Vielleicht lag es aber auch daran, dass Bychkow letztlich doch zuviel Rücksicht darauf nehmen musste, dass sowohl Meier als auch Gösta Winbergh, ihrem ureigensten Stimmcharakter nach, keine Isolde und kein Tristan sind. Winbergh ist kein Heldentenor. Da fährt, wie man so sagt, die Eisenbahn drüber. Und auch wenn er so manchen Heldentenor in seiner Darstellung und gesanglichen Ausdruckskraft hinter sich ließ, so blieb dieses eine Manko doch immer hörbar und gerade in einem so großen Haus, wie der Staatsoper, beständig präsent.

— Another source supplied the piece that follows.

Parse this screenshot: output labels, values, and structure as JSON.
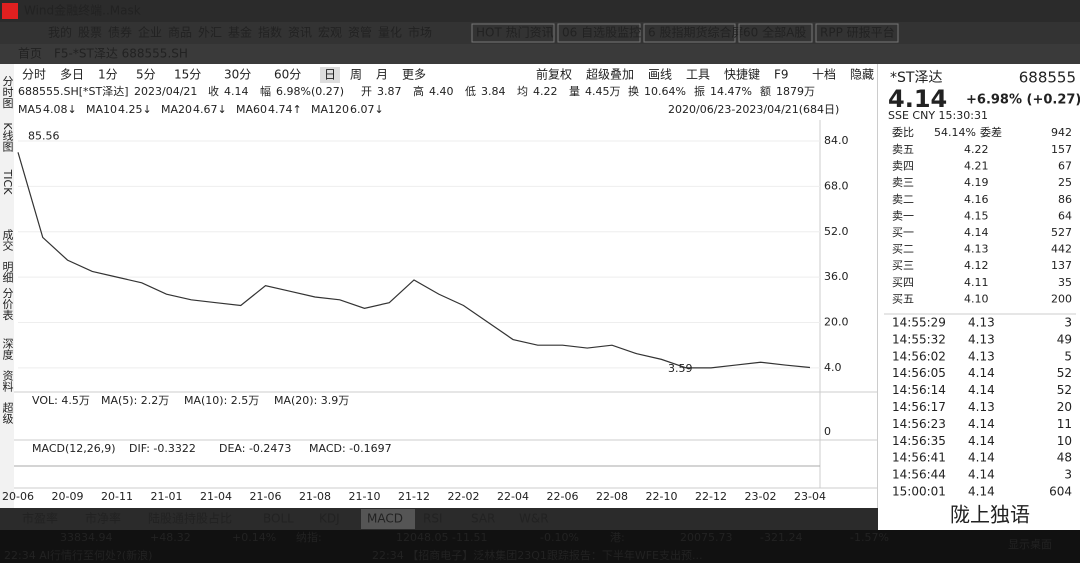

Für Waltraud Meier, die man ja auch nicht als hochdramatischen Heldensopran bezeichnen kann, gilt, - wenn auch eingeschränkt - ähnliches. Aber ihre unnachamliche intensive Rollengestaltung lässt einen gerne über die wenigen Stellen hinweghören, wo eben urgierte Qualitäten gefragt sind. Ob es allerdings langfristig ihrer Stimme gut tut, sich ohne Netz in solchen Partien zu verausgaben, mag stark bezweifelt werden. Einzig bei Matti Salminen als Marke trafen sich alle Wünsche in jener Perfektion, die man als Sternstunde bezeichnen darf und von der man wieder viele Jahre zu zehren hat.
Mihoko Fujimura bot eine solide Brangäne. Geert Smits (Melot) fiel ebenfalls positiv auf, während Peter Webers Kurwenal noch einiges an Feinschliff braucht..
Damit aber kein falscher Eindruck entsteht: Diese Aufführung war wirklich großartig, aber es fehlte dieser letzte Kick, um die Zuhörer in jene Außerzeitlichkeit zu befördern, wo ihre eigene Existenz im wogenden Klangraum zu mystischer Extase fähig wird. Und wem das als zu hochgestochen erscheint: Was ist Isoldes Liebestod anderes als die Überwindung des Daseins im Nirwana der absoluten Liebe?